Evito construir hierarquias entre as minhas leituras, muito embora possua um "cânone particular" de livros e autores, tenciono sempre entrever os vícios e virtudes de cada experiência especifica do
próprio ato de ler tal ou qual gênero. Não se lê um romanceado calhamaço histórico da mesma maneira que um volume fininho de poesia. Trocarei os termos "melhor" e "pior" para saldo de leitura "positivo" ou "negativo".
SALDO DE LEITURA POSITIVO:
1 - A História de Rasselas, Príncipe da Abissínia - Samuel Johnson: livro altamente sublinhável (acabo de inventar esta palavra), nenhum dos quarenta e nove curtos capítulos de que dispõe é aborrecido ou desnecessário. Costumam comparar o "Rasselas" de Johnson com o "Cândido" de Voltaire, e, de fato, ambos são semelhantes em sua temática, mas nos detalhes distingue-se a dicção própria de cada um. As duas histórias apresentam o elemento fabuloso, repleto de movimentação, encontros inesperados e até, em momentos distintos, compartilham do mote narrativo recorrente da "deliberada fuga para fora do paraíso", porém, enquanto Voltaire apela para o grotesco, Samuel Johnson dá ênfase na digressão entre personagens. Em "Rasselas" todo mundo sofre, mas sem necessidade de levar facada, ir para fogueira da inquisição, enfrentar terremoto ou ser violentado pelos mouros. Também destaco as figuras femininas do romance: a princesa irmã de Rasselas e sua criada favorita Pekuah, as quais passam bem longe da pecha donzela-romântica-procurando-amor, são amantes, antes de tudo, do conhecimento.

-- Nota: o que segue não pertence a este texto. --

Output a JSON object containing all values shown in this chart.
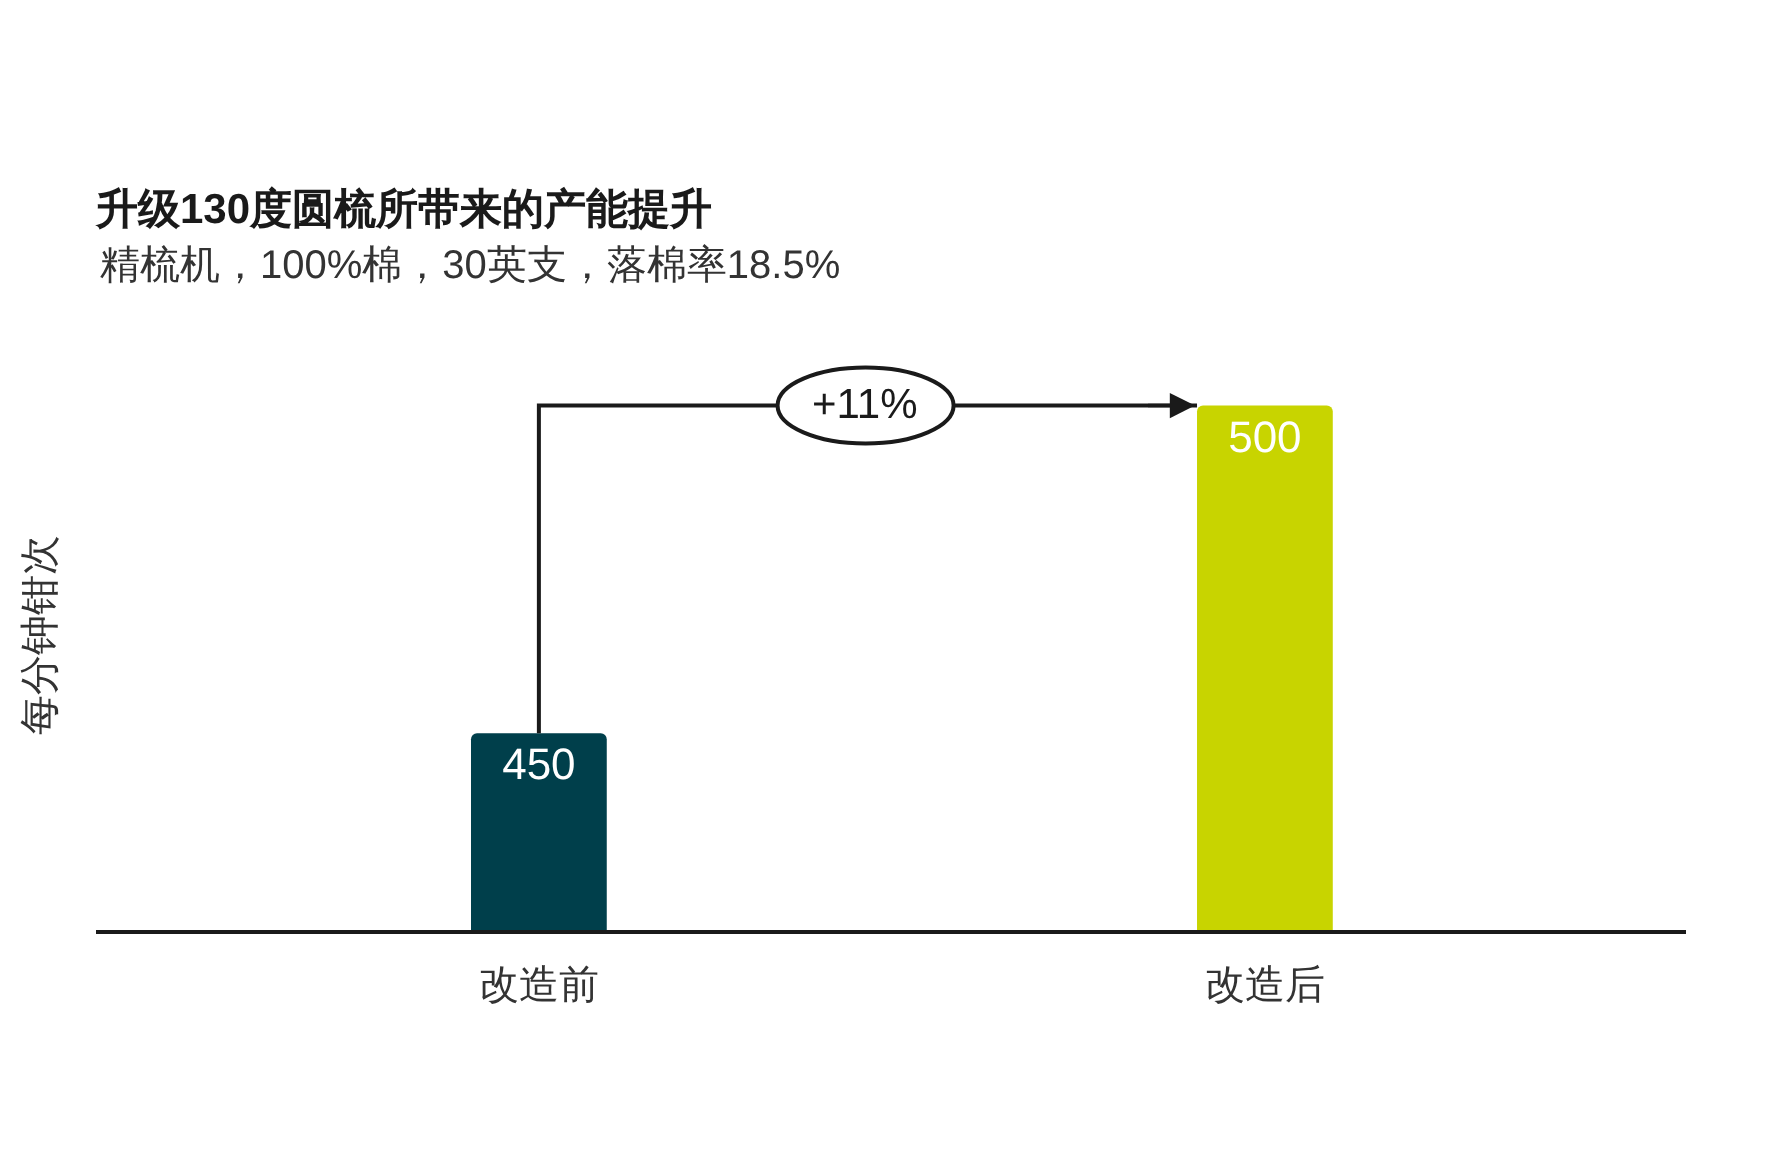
{
  "chart_data": {
    "type": "bar",
    "title": "升级130度圆梳所带来的产能提升",
    "subtitle": "精梳机，100%棉，30英支，落棉率18.5%",
    "ylabel": "每分钟钳次",
    "categories": [
      "改造前",
      "改造后"
    ],
    "values": [
      450,
      500
    ],
    "colors": [
      "#003f4b",
      "#c8d400"
    ],
    "tick_labels": "x",
    "data_labels": true,
    "annotations": [
      "+11%"
    ]
  }
}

2 - As Origens do Totalitarismo - Hannah Arendt: a primeira parte, abordando as razões para que o
sentimento anti-semita tenha sido tão eficaz para os propósitos dos movimentos totalitários, mesmo levemente enfadonha, em nada afeta a leitura desta obra-prima da investigação dialética. A parte II e III são uma verdadeira orgia de epifanias: o racismo provindo não meramente da intolerância às diferenças, mas da raiva de que algo tão diverso seja ao mesmo tempo tão
parecido conosco; a ascensão da burguesia enquanto índice da substituição da ação politica pela riqueza; o fracasso dos direitos humanos quando a "linguagem e composição" dos discursos declaratórios dos direitos do homem possuíam uma "estranha semelhança" com as das "sociedades protetoras dos animais" -- Arendt produziu algo riquíssimo e acessível, uma obra que ultrapassa o circulo restrito acadêmico e cativa qualquer leigo no assunto, desde que interessado.
3 -
O Templo do Pavilhão Dourado - Yukio Mishima: a edição brasileira da ed. Rocco trás na contra-capa um anúncio bem bombástico, digno de programa sensacionalista. O protagonista não é um "psicopata" e a narrativa não é um thriller de terror, mas poderiam ser. O único personagem "bom" morre nas primeiras páginas, o resto é sordidez. A beleza serve aí ou como consolo fugaz ou como motivo para a impotência diante da realidade. A cena do leite jorrando e a descrição de um seio é uma das mais belas realizações de toda a literatura.
4 - Memórias do Cárcere - Graciliano Ramos: começa de forma um tanto cômica e vai
rapidamente ganhando contornos obscuros, a detenção e o posterior encarceramento em diversos estabelecimentos prisionais faz de Graciliano uma figura inteiramente kafkaniana: até a maldição da "obra inacabada" pesa igualmente sobre estas "Memórias". Preso sem processo, ele se pergunta qual a justificativa para tanto, provavelmente alguma afinidade com o comunismo (sou escritor de romances "sociais", raciocina Graciliano, e, por associação, também torno-me um suposto propagador do "socialismo/comunismo"). O livro transborda de ocorrências antológicas (veja-se, por exemplo, o capítulo três da parte II ou o capítulo vinte e seis da parte III; o capítulo dezoito da parte II é uma descrição digna de um Kafka, digo isto sem exageros). Dá muito caldo para um ensaio sociológico.
5 - Miss Lonelyhearts - Nathanael West: aqui é mais do que a "ironia engraçadinha", West é puro humor desiludido; um dos pouquíssimos romances americanos onde a situação tradicional se inverte: é a risada que fica ridícula perto da tristeza e não vice-versa. As figuras e trejeitos grotescos de coaching e grupos de auto-ajuda "espiritualizados" são todas antecipadas neste romance fininho de 1933. O saudoso Rubem Fonseca escreveu um conto em homenagem a West, intitulado "Corações Solitários", presente na coletânea de contos
Feliz Ano Novo.
Mais tarde posto as leituras de saldo negativo.